There are many different cuisines and types of restaurants in Kenyan cities, from fast food to high-end western cuisine. Kenyan cuisine varies greatly from one ethnic group to another, but the staples are ugali (corn dough), pilau rice, cabbage vegetables, chapati (Indian flat bread) and grilled food (usually chicken, beef or goat). Fresh produce is also available at the street food stalls, which offer a wide variety of fruits and vegetables depending on the season. Street food is also worth a try and is generally safe. Typical dishes are mandazi (a sweet bread-like fritter), grilled corn with chilli and samosas.
There are many restaurants catering to foreigners in Nairobi city centre and in the Westlands, Hurlingham, Kilimiani and Lavington areas.

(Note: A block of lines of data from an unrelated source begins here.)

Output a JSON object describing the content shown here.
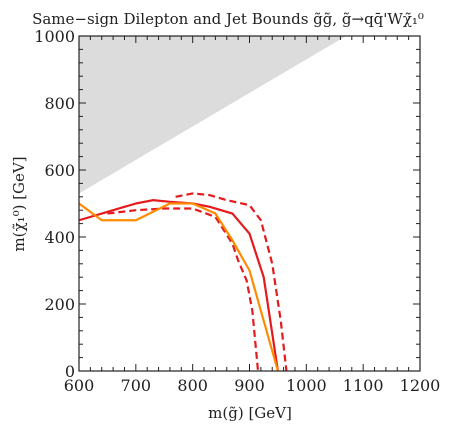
{
  "chart_data": {
    "type": "line",
    "title": "Same−sign Dilepton and Jet Bounds g̃g̃, g̃→qq̄'Wχ̃₁⁰",
    "xlabel": "m(g̃) [GeV]",
    "ylabel": "m(χ̃₁⁰) [GeV]",
    "xlim": [
      600,
      1200
    ],
    "ylim": [
      0,
      1000
    ],
    "xticks": [
      600,
      700,
      800,
      900,
      1000,
      1100,
      1200
    ],
    "yticks": [
      0,
      200,
      400,
      600,
      800,
      1000
    ],
    "grid": false,
    "excluded_region": {
      "color": "#dcdcdc",
      "points": [
        [
          600,
          1000
        ],
        [
          1070,
          1000
        ],
        [
          600,
          530
        ]
      ]
    },
    "series": [
      {
        "color": "#e41a1c",
        "style": "solid",
        "x": [
          600,
          640,
          680,
          700,
          730,
          760,
          800,
          830,
          870,
          900,
          925,
          950
        ],
        "y": [
          450,
          470,
          490,
          500,
          510,
          505,
          500,
          490,
          470,
          410,
          280,
          0
        ]
      },
      {
        "color": "#e41a1c",
        "style": "dashed",
        "x": [
          650,
          700,
          750,
          800,
          840,
          870,
          880,
          895,
          905,
          915
        ],
        "y": [
          470,
          480,
          485,
          485,
          460,
          380,
          330,
          270,
          180,
          0
        ]
      },
      {
        "color": "#e41a1c",
        "style": "dashed",
        "x": [
          770,
          800,
          830,
          860,
          900,
          920,
          940,
          955,
          965
        ],
        "y": [
          520,
          530,
          525,
          510,
          495,
          450,
          320,
          150,
          0
        ]
      },
      {
        "color": "#ff8c00",
        "style": "solid",
        "x": [
          600,
          640,
          660,
          700,
          760,
          800,
          840,
          870,
          900,
          950
        ],
        "y": [
          500,
          450,
          450,
          450,
          500,
          500,
          470,
          390,
          300,
          0
        ]
      }
    ]
  }
}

There are Italian, Brazilian, Chinese, Thai, Japanese, German and French restaurants. The Westlands also has a high concentration of Indian cuisine due to the large Kenyan and Indian community in the area.

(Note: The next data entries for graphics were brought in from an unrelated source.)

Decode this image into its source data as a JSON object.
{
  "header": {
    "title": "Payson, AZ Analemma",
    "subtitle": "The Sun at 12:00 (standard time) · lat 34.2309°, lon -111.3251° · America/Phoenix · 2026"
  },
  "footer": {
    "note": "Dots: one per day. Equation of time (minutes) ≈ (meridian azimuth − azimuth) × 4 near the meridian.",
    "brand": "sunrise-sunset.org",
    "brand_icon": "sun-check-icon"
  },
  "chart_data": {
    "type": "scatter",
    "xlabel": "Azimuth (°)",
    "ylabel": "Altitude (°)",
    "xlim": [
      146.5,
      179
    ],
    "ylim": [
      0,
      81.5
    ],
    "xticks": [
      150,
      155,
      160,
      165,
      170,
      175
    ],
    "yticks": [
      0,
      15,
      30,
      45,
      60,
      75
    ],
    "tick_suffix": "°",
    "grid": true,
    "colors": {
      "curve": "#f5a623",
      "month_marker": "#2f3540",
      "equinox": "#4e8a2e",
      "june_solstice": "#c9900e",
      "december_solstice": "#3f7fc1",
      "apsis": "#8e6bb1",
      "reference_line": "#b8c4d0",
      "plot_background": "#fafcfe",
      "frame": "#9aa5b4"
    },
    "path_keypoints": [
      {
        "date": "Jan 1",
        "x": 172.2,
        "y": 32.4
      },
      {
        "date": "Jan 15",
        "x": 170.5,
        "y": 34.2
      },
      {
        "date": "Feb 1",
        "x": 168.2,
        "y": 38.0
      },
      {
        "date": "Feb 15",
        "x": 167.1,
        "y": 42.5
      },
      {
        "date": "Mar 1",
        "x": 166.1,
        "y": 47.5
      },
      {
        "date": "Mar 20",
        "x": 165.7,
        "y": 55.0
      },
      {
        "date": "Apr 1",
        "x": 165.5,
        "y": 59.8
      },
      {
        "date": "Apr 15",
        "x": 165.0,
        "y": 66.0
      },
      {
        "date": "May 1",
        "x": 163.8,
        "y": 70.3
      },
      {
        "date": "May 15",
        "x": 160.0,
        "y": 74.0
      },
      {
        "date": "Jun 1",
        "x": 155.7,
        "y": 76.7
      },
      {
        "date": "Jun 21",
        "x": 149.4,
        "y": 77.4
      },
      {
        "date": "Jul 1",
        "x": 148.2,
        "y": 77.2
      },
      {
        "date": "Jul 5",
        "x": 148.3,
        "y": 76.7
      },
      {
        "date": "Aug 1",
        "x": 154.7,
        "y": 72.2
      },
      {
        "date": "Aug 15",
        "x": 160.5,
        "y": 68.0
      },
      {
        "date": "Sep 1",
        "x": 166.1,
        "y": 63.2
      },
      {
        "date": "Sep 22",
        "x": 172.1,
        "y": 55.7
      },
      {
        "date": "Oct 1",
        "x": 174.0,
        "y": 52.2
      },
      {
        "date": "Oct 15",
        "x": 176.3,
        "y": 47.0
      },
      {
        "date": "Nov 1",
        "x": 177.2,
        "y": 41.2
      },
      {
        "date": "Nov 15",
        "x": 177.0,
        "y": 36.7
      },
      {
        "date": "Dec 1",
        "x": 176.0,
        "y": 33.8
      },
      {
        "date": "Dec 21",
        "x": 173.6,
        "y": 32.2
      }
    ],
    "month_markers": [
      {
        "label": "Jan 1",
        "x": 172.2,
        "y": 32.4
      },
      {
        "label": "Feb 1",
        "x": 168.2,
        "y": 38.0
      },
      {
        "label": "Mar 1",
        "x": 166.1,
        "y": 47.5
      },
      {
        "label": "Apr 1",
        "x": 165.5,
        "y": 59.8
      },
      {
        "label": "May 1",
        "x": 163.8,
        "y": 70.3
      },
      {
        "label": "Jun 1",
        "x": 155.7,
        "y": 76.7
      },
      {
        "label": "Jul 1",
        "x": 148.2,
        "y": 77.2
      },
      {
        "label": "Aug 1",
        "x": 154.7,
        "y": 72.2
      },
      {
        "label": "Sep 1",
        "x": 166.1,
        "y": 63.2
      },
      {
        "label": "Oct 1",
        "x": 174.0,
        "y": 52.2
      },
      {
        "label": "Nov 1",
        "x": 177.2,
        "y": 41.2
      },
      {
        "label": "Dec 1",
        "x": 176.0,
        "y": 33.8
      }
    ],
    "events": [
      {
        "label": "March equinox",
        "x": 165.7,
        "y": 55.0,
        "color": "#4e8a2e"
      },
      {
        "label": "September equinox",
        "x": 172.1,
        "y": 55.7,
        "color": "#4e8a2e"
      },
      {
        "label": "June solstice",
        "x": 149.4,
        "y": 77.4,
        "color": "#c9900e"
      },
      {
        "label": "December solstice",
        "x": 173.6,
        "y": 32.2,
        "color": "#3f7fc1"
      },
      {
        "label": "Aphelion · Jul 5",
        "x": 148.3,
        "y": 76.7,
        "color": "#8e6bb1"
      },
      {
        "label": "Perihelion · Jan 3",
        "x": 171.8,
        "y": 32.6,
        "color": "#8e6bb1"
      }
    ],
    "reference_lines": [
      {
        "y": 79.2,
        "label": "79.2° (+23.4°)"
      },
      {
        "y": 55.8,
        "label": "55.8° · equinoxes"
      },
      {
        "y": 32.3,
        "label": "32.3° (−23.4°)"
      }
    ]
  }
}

The Kenyan beer is excellent and has won several international awards. The local favourite is Tusker, a brand of the East African Breweries Company. Imported beers are available but not very popular due to high retail prices caused by import duties and local people’s loyalty to their own products. In recent years, breweries such as Brew Bistro and Sierra in Nairobi have taken the initiative to offer Kenyans their own products, which has attracted the attention of expatriates and tourists because of the sweetness of their creations.
A wide range of imported and locally produced wines and spirits are available. It is advisable to avoid local beers such as “changaa” and “busaa”, which are illegal, brewed in unhygienic conditions and whose consumption has led to many deaths. It may be useful to remember that “changaa” literally means “kill me quickly” before deciding whether or not to drink a glass of the drink offered.
There is an excellent selection of soft drinks, mainly from the Coca-Cola stable, but also try the locally produced Stoney “Tangawizi” Ginger Ale.
It should also be noted, as is common in many African countries, that when you return an empty glass drink bottle to certain traders, they will refund part of the price you paid, called a deposit, which covers the cost of the lost bottles.